Let's face it: a significant number of small businesses are slow to change. If the current situation has taught us anything, it's that not having an online presence is the kiss of death. I, like everyone else, hope and pray the coronavirus pandemic is short-lived and that the economy will rev up soon. But the reality is that there may be another pandemic in our times. If and when that happens are great unknowns.
Which brings me to another potential bright spot to come out of all this: contactless payments may finally come of age. The European Banking Authority in March urged payment services providers to make more contactless payment options available to consumers in the European Union in light of "the exceptional circumstances caused by the spread of COVID-19 across the globe." The EBA also urged PSPs to raise transaction ceilings for contactless payments to 50 Euros (or about $55), as allowed under EU rules.
While there is little definitive information that COVID-19 can be spread through currency, the news agency Reuters reported that some European merchants are refusing to handle cash, encouraging contactless payments instead. Contactless payments can be completed using a mobile device (think Apple Pay or Samsung Pay) or a credit/debit card with an imbedded NFC chip.
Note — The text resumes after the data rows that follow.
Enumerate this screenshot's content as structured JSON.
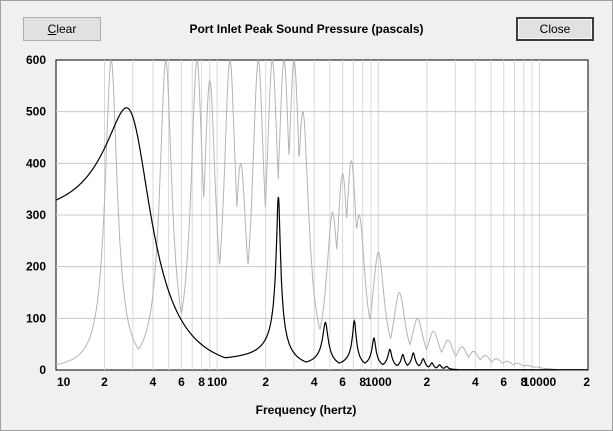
{
  "window": {
    "clear_label_first": "C",
    "clear_label_rest": "lear",
    "close_label": "Close"
  },
  "chart_data": {
    "type": "line",
    "title": "Port Inlet Peak Sound Pressure (pascals)",
    "xlabel": "Frequency (hertz)",
    "ylabel": "",
    "xscale": "log",
    "xlim": [
      10,
      20000
    ],
    "ylim": [
      0,
      600
    ],
    "grid": true,
    "yticks": [
      "0",
      "100",
      "200",
      "300",
      "400",
      "500",
      "600"
    ],
    "xticks": [
      {
        "v": 10,
        "label": "10"
      },
      {
        "v": 20,
        "label": "2"
      },
      {
        "v": 40,
        "label": "4"
      },
      {
        "v": 60,
        "label": "6"
      },
      {
        "v": 80,
        "label": "8"
      },
      {
        "v": 100,
        "label": "100"
      },
      {
        "v": 200,
        "label": "2"
      },
      {
        "v": 400,
        "label": "4"
      },
      {
        "v": 600,
        "label": "6"
      },
      {
        "v": 800,
        "label": "8"
      },
      {
        "v": 1000,
        "label": "1000"
      },
      {
        "v": 2000,
        "label": "2"
      },
      {
        "v": 4000,
        "label": "4"
      },
      {
        "v": 6000,
        "label": "6"
      },
      {
        "v": 8000,
        "label": "8"
      },
      {
        "v": 10000,
        "label": "10000"
      },
      {
        "v": 20000,
        "label": "2"
      }
    ],
    "series": [
      {
        "color": "#000000",
        "peaks": [
          {
            "f": 30.5,
            "a": 482,
            "q": 1.6
          },
          {
            "f": 240,
            "a": 335,
            "q": 18
          },
          {
            "f": 470,
            "a": 92,
            "q": 14
          },
          {
            "f": 710,
            "a": 95,
            "q": 20
          },
          {
            "f": 940,
            "a": 62,
            "q": 20
          },
          {
            "f": 1180,
            "a": 40,
            "q": 20
          },
          {
            "f": 1420,
            "a": 30,
            "q": 22
          },
          {
            "f": 1650,
            "a": 33,
            "q": 22
          },
          {
            "f": 1900,
            "a": 22,
            "q": 22
          },
          {
            "f": 2150,
            "a": 14,
            "q": 24
          },
          {
            "f": 2400,
            "a": 10,
            "q": 24
          },
          {
            "f": 2650,
            "a": 7,
            "q": 24
          }
        ],
        "baseline": 40
      },
      {
        "color": "#b4b4b4",
        "approx_peaks": [
          {
            "f": 22,
            "a": 600
          },
          {
            "f": 48,
            "a": 600
          },
          {
            "f": 75,
            "a": 600
          },
          {
            "f": 90,
            "a": 560
          },
          {
            "f": 120,
            "a": 600
          },
          {
            "f": 140,
            "a": 400
          },
          {
            "f": 180,
            "a": 600
          },
          {
            "f": 220,
            "a": 600
          },
          {
            "f": 260,
            "a": 600
          },
          {
            "f": 300,
            "a": 600
          },
          {
            "f": 340,
            "a": 500
          },
          {
            "f": 520,
            "a": 305
          },
          {
            "f": 600,
            "a": 380
          },
          {
            "f": 680,
            "a": 405
          },
          {
            "f": 760,
            "a": 300
          },
          {
            "f": 1000,
            "a": 228
          },
          {
            "f": 1350,
            "a": 150
          },
          {
            "f": 1750,
            "a": 100
          },
          {
            "f": 2200,
            "a": 75
          },
          {
            "f": 2700,
            "a": 58
          },
          {
            "f": 3300,
            "a": 45
          },
          {
            "f": 3900,
            "a": 36
          },
          {
            "f": 4600,
            "a": 28
          },
          {
            "f": 5400,
            "a": 22
          },
          {
            "f": 6300,
            "a": 17
          },
          {
            "f": 7300,
            "a": 13
          },
          {
            "f": 8400,
            "a": 9
          },
          {
            "f": 9600,
            "a": 6
          },
          {
            "f": 11000,
            "a": 3
          }
        ]
      }
    ]
  }
}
The concept has been catching on in a lot of countries, though not so much in the United States. Visa claims that 48 percent of in-person transactions (outside the United States) now are contactless.
The U.S. numbers are certain to change. All of the leading card issuers (American Express, Bank of America, Capital One, Chase, Citi, Discover and Wells Fargo) have or are in the process of issuing contactless cards to their vast portfolios. And at least one major retailer – Costco – has contactless terminals in place for consumers with its co-branded credit cards (issued by Citi) to use the contactless feature.
I can't help but think a lot of Americans are now weary of using PIN pads that countless others have used before them, and will embrace contactless cards more enthusiastically than they have the various mobile pays, even after the pandemic passes. We live in difficult times. But it's important to remember that no one is alone – we're all in this together. And while change can be difficult, particularly when thrust upon us, payments professionals are a resourceful and resilient lot.